Background: With an increase in indoor smoking bans, many smokers smoke outside establishments and near their entrances, which has become a public health concern.
Objectives: We characterized the exposure of nonsmokers to secondhand smoke (SHS) outside a restaurant and bar in Athens, Georgia, where indoor smoking is banned, using salivary cotinine and urinary 4-(methylnitrosamino)-1-(3-pyridyl)-1-butanol (NNAL).
Methods: In a crossover study, we assigned 28 participants to outdoor patios of a restaurant and a bar and an open-air site with no smokers on three weekend days; participants visited each site once and stayed for 3 hr. We collected saliva and urine samples immediately before and after the visits (postexposure) and on the following morning and analyzed samples for cotinine and total NNAL, respectively. Regression models were fitted and changes in biomarkers were contrasted between locations.

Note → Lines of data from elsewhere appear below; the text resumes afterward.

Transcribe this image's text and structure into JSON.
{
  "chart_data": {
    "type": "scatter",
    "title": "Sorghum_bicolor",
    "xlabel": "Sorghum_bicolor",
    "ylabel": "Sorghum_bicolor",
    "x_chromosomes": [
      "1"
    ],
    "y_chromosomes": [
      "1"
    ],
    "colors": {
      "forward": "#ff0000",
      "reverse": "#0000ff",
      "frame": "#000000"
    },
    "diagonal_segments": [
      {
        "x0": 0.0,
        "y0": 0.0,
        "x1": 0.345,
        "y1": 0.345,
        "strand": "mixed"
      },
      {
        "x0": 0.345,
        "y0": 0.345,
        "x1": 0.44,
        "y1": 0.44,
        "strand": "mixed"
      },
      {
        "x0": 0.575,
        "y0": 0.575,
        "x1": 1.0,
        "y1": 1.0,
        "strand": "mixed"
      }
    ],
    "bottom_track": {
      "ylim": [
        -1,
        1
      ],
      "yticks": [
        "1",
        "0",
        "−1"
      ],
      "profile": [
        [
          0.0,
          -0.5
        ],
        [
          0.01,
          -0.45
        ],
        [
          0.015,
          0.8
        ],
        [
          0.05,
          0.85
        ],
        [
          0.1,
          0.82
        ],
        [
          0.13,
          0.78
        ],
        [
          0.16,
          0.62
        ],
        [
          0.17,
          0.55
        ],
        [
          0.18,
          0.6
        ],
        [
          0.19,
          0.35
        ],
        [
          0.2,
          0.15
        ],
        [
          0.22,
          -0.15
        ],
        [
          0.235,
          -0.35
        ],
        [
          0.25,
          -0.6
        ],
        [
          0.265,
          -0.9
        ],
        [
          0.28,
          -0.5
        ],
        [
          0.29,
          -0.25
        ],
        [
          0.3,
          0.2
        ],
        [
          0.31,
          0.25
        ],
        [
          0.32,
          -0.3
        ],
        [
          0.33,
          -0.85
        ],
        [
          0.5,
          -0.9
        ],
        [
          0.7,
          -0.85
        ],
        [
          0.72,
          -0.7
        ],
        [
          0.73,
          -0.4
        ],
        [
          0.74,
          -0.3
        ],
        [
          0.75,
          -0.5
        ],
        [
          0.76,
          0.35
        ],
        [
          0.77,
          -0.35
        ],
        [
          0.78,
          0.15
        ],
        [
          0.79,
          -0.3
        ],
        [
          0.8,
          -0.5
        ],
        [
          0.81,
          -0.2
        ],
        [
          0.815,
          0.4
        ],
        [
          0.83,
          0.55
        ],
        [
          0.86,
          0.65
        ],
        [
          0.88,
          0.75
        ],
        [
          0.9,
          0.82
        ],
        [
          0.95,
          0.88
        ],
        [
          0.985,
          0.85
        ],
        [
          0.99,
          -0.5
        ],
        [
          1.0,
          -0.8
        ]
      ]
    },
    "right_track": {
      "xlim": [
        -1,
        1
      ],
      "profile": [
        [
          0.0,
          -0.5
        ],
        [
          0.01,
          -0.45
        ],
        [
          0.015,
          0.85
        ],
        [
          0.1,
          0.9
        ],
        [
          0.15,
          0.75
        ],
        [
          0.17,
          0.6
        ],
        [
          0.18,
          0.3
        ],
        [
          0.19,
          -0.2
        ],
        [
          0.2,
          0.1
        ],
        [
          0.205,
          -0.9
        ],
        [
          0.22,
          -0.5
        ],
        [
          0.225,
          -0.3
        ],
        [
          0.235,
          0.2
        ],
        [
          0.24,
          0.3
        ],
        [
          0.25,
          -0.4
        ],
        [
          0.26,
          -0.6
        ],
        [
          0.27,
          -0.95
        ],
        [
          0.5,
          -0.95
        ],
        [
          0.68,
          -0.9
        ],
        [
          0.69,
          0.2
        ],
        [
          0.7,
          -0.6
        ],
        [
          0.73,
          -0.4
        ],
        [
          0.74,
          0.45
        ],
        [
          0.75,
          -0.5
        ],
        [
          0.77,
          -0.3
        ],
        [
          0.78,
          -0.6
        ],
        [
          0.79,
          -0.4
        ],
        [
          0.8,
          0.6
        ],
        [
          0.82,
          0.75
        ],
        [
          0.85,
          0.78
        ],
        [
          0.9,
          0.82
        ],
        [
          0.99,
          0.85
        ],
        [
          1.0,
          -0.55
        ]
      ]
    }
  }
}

Results: Postexposure and preexposure geometric mean salivary cotinine concentrations differed by 0.115 ng/mL [95% confidence interval (CI): 0.105, 0.126)] and by 0.030 ng/mL (95% CI: 0.028, 0.031) for bar and restaurant visits, respectively. There were no significant post- and preexposure differences in cotinine levels after control site visits, and changes after bar and restaurant site visits were significantly different from changes after control site visits (p < 0.001). Results comparing next-day and preexposure salivary cotinine levels were similar. Next-day creatinine-corrected urinary NNAL concentrations also were higher than preexposure levels following bar and restaurant visits [1.858 pg/mg creatinine higher (95% CI: 0.897, 3.758) and 0.615 pg/mg creatinine higher (95% CI: 0.210, 1.761), respectively], and were significantly different from changes after the control visits (p = 0.005).
Conclusion: Salivary cotinine and urinary NNAL increased significantly in nonsmokers after outdoor SHS exposure. Our findings indicate that such exposures may increase risks of health effects associated with tobacco carcinogens.